Sabic facility will process 200,000 barrels a day of crude and be operational by 2020

Saudi Basic Industries Corporation (Sabic) has confirmed it plans to build an oil-to-chemicals plant in Saudi Arabia, but stopped short of confirming the location as Yanbu on the Red Sea coast.

Sabic stated that the project will be completed by 2020 and that it will process about 200,000 barrels a day of crude oil. It did not disclose whether the scheme would be executed alone or as a partnership with another company. Sabic added that up to 100,000 direct and indirect jobs could be created.

MEED reported in early April that Sabic was finalising the study for the oil-to-chemicals scheme. The project is highly likely to be located at Yanbu could cost the region’s largest listed company $30bn to execute.

To produce chemicals directly from crude oil and utilise all of its derivatives would require the construction of a complex that could be two or three times larger than anything ever seen before in the kingdom.   

A petrochemicals refinery would process crude and feed the offtake into three steam crackers.
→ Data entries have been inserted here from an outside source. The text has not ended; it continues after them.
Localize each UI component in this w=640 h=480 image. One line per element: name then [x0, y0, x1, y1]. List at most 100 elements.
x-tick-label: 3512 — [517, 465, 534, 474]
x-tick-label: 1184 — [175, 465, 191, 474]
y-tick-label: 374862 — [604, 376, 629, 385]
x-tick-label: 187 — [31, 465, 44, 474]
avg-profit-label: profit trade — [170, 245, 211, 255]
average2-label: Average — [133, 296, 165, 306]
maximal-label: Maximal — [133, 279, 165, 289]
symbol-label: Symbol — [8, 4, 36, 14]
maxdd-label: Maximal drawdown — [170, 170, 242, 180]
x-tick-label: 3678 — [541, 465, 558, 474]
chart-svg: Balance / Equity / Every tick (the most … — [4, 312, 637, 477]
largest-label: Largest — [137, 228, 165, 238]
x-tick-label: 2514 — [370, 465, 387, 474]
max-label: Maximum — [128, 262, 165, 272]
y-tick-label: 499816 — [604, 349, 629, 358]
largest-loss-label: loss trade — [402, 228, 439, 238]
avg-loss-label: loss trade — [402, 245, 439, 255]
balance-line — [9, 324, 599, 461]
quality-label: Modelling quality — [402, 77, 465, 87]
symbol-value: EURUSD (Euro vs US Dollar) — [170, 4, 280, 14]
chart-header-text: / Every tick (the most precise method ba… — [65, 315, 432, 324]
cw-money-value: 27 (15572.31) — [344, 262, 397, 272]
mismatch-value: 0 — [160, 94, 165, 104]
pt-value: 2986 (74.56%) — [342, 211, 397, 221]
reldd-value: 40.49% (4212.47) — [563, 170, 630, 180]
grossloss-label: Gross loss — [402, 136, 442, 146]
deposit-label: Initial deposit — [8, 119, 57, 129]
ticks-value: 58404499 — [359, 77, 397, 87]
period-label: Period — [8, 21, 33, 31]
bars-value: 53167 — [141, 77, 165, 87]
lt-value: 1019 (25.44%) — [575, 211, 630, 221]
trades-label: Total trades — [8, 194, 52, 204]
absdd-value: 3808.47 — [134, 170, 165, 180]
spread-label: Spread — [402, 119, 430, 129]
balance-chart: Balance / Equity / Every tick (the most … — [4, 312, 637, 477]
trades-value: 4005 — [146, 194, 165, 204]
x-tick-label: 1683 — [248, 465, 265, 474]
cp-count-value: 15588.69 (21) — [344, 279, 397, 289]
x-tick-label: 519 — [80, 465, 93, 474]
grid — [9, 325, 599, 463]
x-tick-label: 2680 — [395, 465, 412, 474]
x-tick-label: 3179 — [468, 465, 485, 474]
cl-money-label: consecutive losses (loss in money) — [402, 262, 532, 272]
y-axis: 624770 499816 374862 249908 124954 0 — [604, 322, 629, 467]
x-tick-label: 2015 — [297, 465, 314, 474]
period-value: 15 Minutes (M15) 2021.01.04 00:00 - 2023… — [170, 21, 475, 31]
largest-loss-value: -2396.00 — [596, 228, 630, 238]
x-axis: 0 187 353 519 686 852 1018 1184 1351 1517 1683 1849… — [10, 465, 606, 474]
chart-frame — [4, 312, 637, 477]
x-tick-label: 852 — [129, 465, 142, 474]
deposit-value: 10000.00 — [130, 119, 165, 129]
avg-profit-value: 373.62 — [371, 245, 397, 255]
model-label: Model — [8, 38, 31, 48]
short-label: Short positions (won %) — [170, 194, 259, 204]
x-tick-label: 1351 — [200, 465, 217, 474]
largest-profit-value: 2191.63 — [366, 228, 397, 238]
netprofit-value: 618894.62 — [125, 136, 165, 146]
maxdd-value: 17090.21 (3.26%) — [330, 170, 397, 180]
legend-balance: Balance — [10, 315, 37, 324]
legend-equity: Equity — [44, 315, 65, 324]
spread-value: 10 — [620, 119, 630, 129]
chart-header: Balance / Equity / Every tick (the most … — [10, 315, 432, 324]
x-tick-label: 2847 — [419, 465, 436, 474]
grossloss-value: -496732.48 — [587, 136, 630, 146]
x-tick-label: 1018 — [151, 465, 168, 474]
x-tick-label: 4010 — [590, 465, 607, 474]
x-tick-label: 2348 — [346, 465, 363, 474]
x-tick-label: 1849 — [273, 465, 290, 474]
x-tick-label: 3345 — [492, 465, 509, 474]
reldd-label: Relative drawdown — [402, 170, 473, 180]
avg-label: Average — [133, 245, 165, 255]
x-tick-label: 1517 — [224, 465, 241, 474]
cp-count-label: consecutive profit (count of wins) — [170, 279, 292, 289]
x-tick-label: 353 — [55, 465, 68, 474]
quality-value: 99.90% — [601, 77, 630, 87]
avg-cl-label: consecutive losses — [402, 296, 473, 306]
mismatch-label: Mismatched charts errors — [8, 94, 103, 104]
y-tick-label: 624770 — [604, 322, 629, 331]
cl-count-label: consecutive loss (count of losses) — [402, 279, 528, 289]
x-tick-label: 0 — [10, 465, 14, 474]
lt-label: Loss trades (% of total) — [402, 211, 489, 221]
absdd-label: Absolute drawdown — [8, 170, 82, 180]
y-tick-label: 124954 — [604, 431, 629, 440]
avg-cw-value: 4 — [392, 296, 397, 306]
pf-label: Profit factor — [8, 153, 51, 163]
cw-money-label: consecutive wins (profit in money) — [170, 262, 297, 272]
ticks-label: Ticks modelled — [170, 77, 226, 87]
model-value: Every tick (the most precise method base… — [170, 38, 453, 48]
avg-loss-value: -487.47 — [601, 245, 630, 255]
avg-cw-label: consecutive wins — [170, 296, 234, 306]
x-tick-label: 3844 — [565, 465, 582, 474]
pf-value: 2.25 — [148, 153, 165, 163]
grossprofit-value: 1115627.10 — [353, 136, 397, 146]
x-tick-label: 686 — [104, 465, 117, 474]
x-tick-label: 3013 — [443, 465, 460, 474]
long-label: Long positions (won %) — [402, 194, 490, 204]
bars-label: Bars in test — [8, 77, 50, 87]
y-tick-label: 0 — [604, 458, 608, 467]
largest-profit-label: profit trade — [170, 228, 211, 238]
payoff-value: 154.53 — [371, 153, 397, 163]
One would crack natural gas liquids (NGLs) and liquid petroleum gas (LPG), a second would crack naphtha and a third would crack fuel oil. 

The product slate of the three crackers would include ethylene, propylene, butadiene, benzene, toluene and xylene. These would be fed into downstream processing facilities that would be constructed as part of the complex.

Oil-to-chemicals plants do require a large amount of fuel to operate. On the scale described by Sabic, the plant would require an additional 30-40 per cent of crude to provide the power to run the facility.

In Saudi Arabia, this would mean a subsidy of $36 a tonne for the crude used for power, equivalent to the $0.75 a million BTUs the Oil Ministry charges for ethane in industrial use. Sources in the kingdom indicate that securing this price would be a central factor deciding whether the scheme becomes economically viable.

MEED revealed in September 2013 that several petrochemicals initiatives were being planned across the kingdom that would utilise liquid feedstock such as NGLs and naphtha sourced from current or planned refineries.  

Other potential locations identified by Riyadh include Ras Tanura in the Eastern Province and Jizan in the southwest.